Commission recommends Stonington proceed with enacting demolition delay ordinance
Stonington — The Planning and Zoning Commission voted unanimously Tuesday night to recommend the town proceed with enacting a 90-day delay on the demolition of buildings.
In addition, commission members agreed to investigate the possibility of creating village districts that could help further protect historic structures.
If the Board of Selectmen supports the demolition ordinance, it could be sent to a town meeting for voter approval later this year. If enacted, the demolition delay also would apply to the borough.
The commission's decision came after members received a Historic Preservation Strategies Report prepared by Town Planner Keith Brynes that offers options for preserving the town's historic buildings. These include implementing demolition delays, creating historic and village districts and offering preservation incentives.
Brynes told the commission that while demolition delay ordinances do not prohibit demolitions, they give the town and residents time to attempt to purchase a property or pursue other options.
Unlike the demolition ordinance, which requires voter approval, the commission could implement a village district for areas of town such as downtown Mystic and Pawcatuck.

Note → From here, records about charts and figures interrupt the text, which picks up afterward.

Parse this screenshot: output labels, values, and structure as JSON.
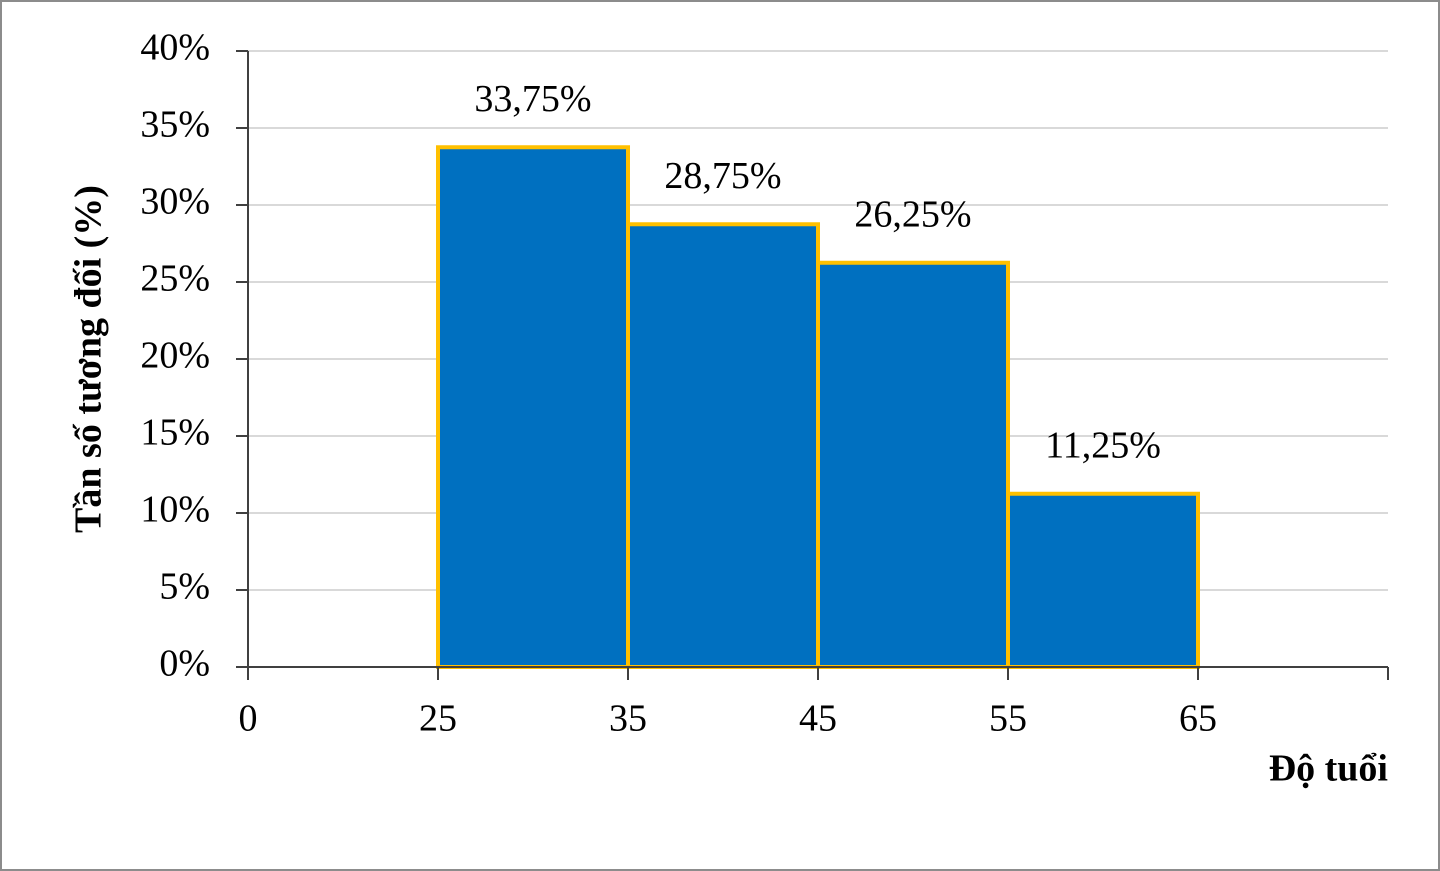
{
  "chart_data": {
    "type": "histogram",
    "x_label": "Độ tuổi",
    "y_label": "Tần số tương đối (%)",
    "bins": [
      25,
      35,
      45,
      55,
      65
    ],
    "values": [
      33.75,
      28.75,
      26.25,
      11.25
    ],
    "value_labels": [
      "33,75%",
      "28,75%",
      "26,25%",
      "11,25%"
    ],
    "color": "#0070c0",
    "edge_color": "#ffc000",
    "xticks": [
      0,
      25,
      35,
      45,
      55,
      65
    ],
    "ylim": [
      0,
      40
    ],
    "yticks": [
      {
        "value": 0,
        "label": "0%"
      },
      {
        "value": 5,
        "label": "5%"
      },
      {
        "value": 10,
        "label": "10%"
      },
      {
        "value": 15,
        "label": "15%"
      },
      {
        "value": 20,
        "label": "20%"
      },
      {
        "value": 25,
        "label": "25%"
      },
      {
        "value": 30,
        "label": "30%"
      },
      {
        "value": 35,
        "label": "35%"
      },
      {
        "value": 40,
        "label": "40%"
      }
    ],
    "grid": true
  }
}
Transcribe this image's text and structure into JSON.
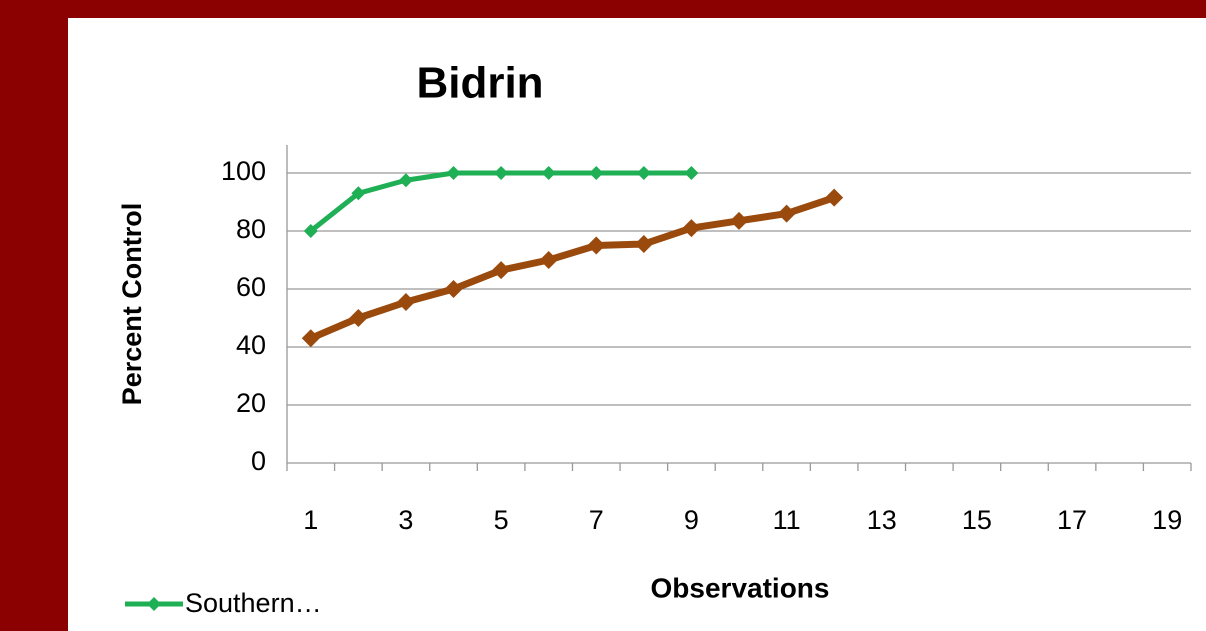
{
  "chart_data": {
    "type": "line",
    "title": "Bidrin",
    "x_label": "Observations",
    "y_label": "Percent Control",
    "categories": [
      "1",
      null,
      "3",
      null,
      "5",
      null,
      "7",
      null,
      "9",
      null,
      "11",
      null,
      "13",
      null,
      "15",
      null,
      "17",
      null,
      "19"
    ],
    "series": [
      {
        "name": "Southern…",
        "color": "#1faf55",
        "values": [
          80,
          93,
          97.5,
          100,
          100,
          100,
          100,
          100,
          100,
          null,
          null,
          null,
          null,
          null,
          null,
          null,
          null,
          null,
          null
        ]
      },
      {
        "color": "#9b4a0e",
        "values": [
          43,
          50,
          55.5,
          60,
          66.5,
          70,
          75,
          75.5,
          81,
          83.5,
          86,
          91.5,
          null,
          null,
          null,
          null,
          null,
          null,
          null
        ]
      }
    ],
    "ylim": [
      0,
      100
    ],
    "yticks": [
      0,
      20,
      40,
      60,
      80,
      100
    ],
    "grid": true
  }
}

The borough has its own zoning regulations. In contrast, creation of a historic district would have to be approved by two-thirds of property owners in a proposed district.
Establishing a village district would give the commission more discretion than it has now under zoning to regulate proposed development changes within its boundaries.
Under state law, Brynes wrote in his report that village districts allow a commission to review additional factors, such as historic preservation, public views and village architectural character, when reviewing applications.
He also wrote that a recommendation to establish village districts was removed from a draft of the town's 2015 update of its Plan of Conservation and Development after the business community and Board of Selectmen were concerned about the impact of additional regulations on businesses and homeowners.
While commission members said there are pros and cons to the village district concept, they agreed to look into it.
Member Fred Deichmann said he and his fellow commissioners could "put on our bulletproof vests" and see if residents want to proceed with the village district concept.
The issue of preserving historic homes and buildings has come to the forefront in the past few years. It came up in 2018, when the town issued a controversial demolition permit for two homes on Haley Street in Mystic without the 90-day waiting period that had been informally used in the past. Two weeks ago, the commission approved a plan to turn the empty lot where the homes once stood into a 14-space parking lot for the former Odd Fellows building on Cottrell Street to serve its commercial and residential tenants.
The issue also came up in 2019, when state officials said the town must preserve a home on the proposed Mystic Boathouse Park property, which is part of the Rossie Velvet Mill Historic District, after the town planned to tear it down to make way for a boathouse. Plans have now been redrawn to incorporate the home into the boathouse.
Also in 2019, a 19th-century building that was part of the mill complex on Mechanic Street in Pawcatuck was torn down. Its historic importance had been recognized by the Connecticut Trust for Historic Preservation, which said it should be the center of a revised industrial and commercial complex.